Plasminogen activator inhibitor-1 (PAI-1) has consistently shown positive associations with blood pressure (BP). Whether elevations in PAI-1 levels precede or result from raised BP is still under debate and data on prospective studies are limited. Hence, we investigated the prospective associations of PAI-1 and the 4G/5G polymorphism with brachial and central BP and pulse pressure (PP) over a 10-year period.
Black South Africans aged 30 years and older were included. Baseline data collection commenced in 2005 (n = 2010) with follow-up data collection in 2010 (n = 1288) and 2015 (n = 926). Plasma PAI-1 activity (PAI-1act), 4G/5G polymorphism genotyping, waist circumference and BP measurements were performed and analysed using sequential regression and mixed models.
In multivariable adjusted analyses, PAI-1act and the 4G/4G (vs. the 5G/5G) genotype increased the odds of developing hypertension in the total group [1.04 (1.01; 1.08) and 1.82 (1.07; 3.12) respectively]. Furthermore, PAI-1act was prospectively associated with brachial SBP (r = 0.0815) and PP (r = 0.0832) in the total group, and with central PP in women (r = 0.1125; all P < 0.05).
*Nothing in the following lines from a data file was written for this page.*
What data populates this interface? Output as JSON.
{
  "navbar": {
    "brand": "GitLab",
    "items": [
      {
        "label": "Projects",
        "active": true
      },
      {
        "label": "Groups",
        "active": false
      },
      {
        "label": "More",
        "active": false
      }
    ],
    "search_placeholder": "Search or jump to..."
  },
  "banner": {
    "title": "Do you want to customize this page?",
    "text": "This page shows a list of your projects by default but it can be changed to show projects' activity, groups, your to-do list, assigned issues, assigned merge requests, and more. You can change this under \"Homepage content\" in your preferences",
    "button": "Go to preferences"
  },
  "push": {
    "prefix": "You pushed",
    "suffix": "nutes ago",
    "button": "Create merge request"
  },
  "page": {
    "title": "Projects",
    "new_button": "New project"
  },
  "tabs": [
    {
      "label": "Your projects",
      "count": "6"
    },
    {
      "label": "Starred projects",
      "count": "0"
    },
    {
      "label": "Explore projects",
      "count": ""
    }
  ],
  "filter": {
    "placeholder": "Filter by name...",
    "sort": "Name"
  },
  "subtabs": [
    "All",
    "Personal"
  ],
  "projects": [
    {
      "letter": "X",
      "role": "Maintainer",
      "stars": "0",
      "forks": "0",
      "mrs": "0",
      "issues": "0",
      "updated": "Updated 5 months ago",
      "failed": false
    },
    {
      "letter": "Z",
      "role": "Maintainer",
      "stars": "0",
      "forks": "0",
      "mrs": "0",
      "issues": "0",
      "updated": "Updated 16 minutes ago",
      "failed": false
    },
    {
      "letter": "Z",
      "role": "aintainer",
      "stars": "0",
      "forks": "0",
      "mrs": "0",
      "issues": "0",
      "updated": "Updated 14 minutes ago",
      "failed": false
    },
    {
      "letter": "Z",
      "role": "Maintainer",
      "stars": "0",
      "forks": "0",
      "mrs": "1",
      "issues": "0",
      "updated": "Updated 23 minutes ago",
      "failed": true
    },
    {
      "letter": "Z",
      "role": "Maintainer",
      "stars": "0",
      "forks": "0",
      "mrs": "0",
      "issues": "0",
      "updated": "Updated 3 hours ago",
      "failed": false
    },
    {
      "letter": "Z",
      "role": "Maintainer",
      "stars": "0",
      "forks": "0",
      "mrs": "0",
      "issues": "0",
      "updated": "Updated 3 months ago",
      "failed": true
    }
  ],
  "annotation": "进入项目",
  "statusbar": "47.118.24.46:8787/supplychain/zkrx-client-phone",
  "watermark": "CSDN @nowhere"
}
Addition of waist circumference to the models either decreased or nullified the contribution of PAI-1act to BP and hypertension development.
PAI-1act and the 4G/4G (vs. the 5G/5G) genotype increased the odds of developing hypertension. Furthermore, PAI-1act associated prospectively with both brachial and central BP. These associations were mediated in part by central adiposity. The study supports the hypothesis that PAI-1 also contributes to hypertension development rather than solely being a consequence thereof.